Por um lado, é sensível que houve um aumento de procura, uma sede por esses conteúdos, que antes eram buscados por pessoas que estavam mais familiarizadas, para quem já era iniciado naquele assunto. Agora, pudemos descobrir que havia um interesse maior por diversas temáticas. Isso foi uma surpresa para mim.

Por outro, noto que essa dinâmica traz desafios importantes. E eu, como potencial aluno, como estudante, também procurei fazer alguma atividade formativa. Mas eu percebi que sou um tipo de estudante que tem dificuldade de lidar com esses conteúdos por tela. E não acredito que eu seja uma exceção.

2. Em termos de desafios, quais podem ser apontados como os principais?

Na minha experiência, a palavra desafio é quase um eufemismo. Primeiro que eu já sabia o tipo de professor que eu era em sala de aula. Eu percebo que, por exemplo, sou prolixo, e adoro digressão. E, no virtual, esse arco narrativo precisa ser encurtado. Então, a forma como me comporto precisa ser repensada o tempo inteiro. A experiência é parecida com a de traduzir. Isso porque, quando você traduz, você não traduz uma língua, mas uma cultura inteira. No caso do inglês para o português brasileiro, uma das diferenças é que temos predileção por frases longas, com muitas vírgulas, enquanto eles preferem ser mais diretos. Essa é uma adaptação que precisei recorrer. 
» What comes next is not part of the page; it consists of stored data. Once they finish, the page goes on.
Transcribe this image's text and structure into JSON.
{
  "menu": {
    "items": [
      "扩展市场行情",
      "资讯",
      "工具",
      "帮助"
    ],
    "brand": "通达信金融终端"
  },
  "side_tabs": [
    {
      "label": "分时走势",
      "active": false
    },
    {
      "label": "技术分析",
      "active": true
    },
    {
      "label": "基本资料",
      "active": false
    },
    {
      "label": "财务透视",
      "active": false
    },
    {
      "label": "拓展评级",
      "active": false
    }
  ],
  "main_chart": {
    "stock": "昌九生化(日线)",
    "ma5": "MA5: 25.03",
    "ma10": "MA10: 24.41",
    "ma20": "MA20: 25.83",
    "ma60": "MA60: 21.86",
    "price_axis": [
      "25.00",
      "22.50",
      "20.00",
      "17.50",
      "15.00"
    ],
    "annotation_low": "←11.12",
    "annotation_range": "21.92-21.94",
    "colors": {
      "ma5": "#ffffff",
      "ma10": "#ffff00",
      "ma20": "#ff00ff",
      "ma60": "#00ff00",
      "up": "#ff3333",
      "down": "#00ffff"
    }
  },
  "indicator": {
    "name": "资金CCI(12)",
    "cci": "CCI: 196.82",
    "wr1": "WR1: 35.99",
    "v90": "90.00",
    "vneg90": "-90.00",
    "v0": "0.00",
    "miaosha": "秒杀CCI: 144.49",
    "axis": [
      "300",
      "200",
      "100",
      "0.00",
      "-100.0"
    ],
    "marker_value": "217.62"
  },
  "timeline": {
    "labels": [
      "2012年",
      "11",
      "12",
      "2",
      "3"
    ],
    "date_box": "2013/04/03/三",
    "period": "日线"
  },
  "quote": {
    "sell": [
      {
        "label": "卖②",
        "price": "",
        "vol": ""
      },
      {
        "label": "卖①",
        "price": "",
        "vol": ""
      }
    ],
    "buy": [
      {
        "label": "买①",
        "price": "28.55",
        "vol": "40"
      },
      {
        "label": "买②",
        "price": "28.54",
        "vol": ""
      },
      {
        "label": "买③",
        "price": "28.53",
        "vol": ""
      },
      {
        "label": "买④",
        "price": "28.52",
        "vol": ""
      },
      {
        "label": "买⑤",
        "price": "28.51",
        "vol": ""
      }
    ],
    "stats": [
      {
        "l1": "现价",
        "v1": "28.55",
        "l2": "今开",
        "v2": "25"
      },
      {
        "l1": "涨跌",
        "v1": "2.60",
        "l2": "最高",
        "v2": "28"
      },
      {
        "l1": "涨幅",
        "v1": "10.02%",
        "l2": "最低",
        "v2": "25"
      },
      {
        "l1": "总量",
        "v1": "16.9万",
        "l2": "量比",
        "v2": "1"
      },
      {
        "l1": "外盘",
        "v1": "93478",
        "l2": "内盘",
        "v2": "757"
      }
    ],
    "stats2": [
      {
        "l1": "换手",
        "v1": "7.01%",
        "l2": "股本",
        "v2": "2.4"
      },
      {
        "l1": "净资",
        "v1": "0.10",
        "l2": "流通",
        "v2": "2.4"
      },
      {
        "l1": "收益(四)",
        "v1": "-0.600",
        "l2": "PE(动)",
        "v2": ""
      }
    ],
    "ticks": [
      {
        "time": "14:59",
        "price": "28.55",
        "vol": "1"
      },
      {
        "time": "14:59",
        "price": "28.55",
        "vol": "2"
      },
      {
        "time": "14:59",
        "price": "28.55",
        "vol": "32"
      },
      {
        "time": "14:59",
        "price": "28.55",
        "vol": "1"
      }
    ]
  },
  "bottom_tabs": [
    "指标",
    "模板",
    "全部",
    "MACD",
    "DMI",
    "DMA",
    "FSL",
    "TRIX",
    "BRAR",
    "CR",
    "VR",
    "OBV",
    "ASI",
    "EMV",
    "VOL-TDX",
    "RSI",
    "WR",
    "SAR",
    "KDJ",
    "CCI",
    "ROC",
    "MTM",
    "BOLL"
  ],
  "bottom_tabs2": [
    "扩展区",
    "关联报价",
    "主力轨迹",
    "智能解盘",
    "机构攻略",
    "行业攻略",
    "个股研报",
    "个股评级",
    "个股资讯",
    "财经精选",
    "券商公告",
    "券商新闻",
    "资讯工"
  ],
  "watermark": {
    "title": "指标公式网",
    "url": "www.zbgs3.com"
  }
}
Um segundo desafio é: como interpretar as posturas corporais quando se está mediado por uma câmera? E, um terceiro, seria: Como podemos construir um espaço de formação em que as pessoas, especialmente aquelas que não estão habituadas a falar em espaços de formação, se sentem mais à vontade para se expressar? Aqui, vale lembrar que corpos subalternizados, das pessoas negras, dos LGBTs e das mulheres, por terem sido historicamente silenciados, tendem a pedir a palavra menos vezes.

Para o futuro, precisamos pensar que todos os eventos, daqui para frente, terão que pensar nessa descentralização do conteúdo. Por exemplo, não vejo como, a partir de agora, as mostras de cinema não se abrirem mais. Isso cria um peso econômico e, se a gente não falar disso, pensando na realidade desses cursos online, vai acontecer o que já acontece no ensino formal, de a conta ser paga apenas pelo professor.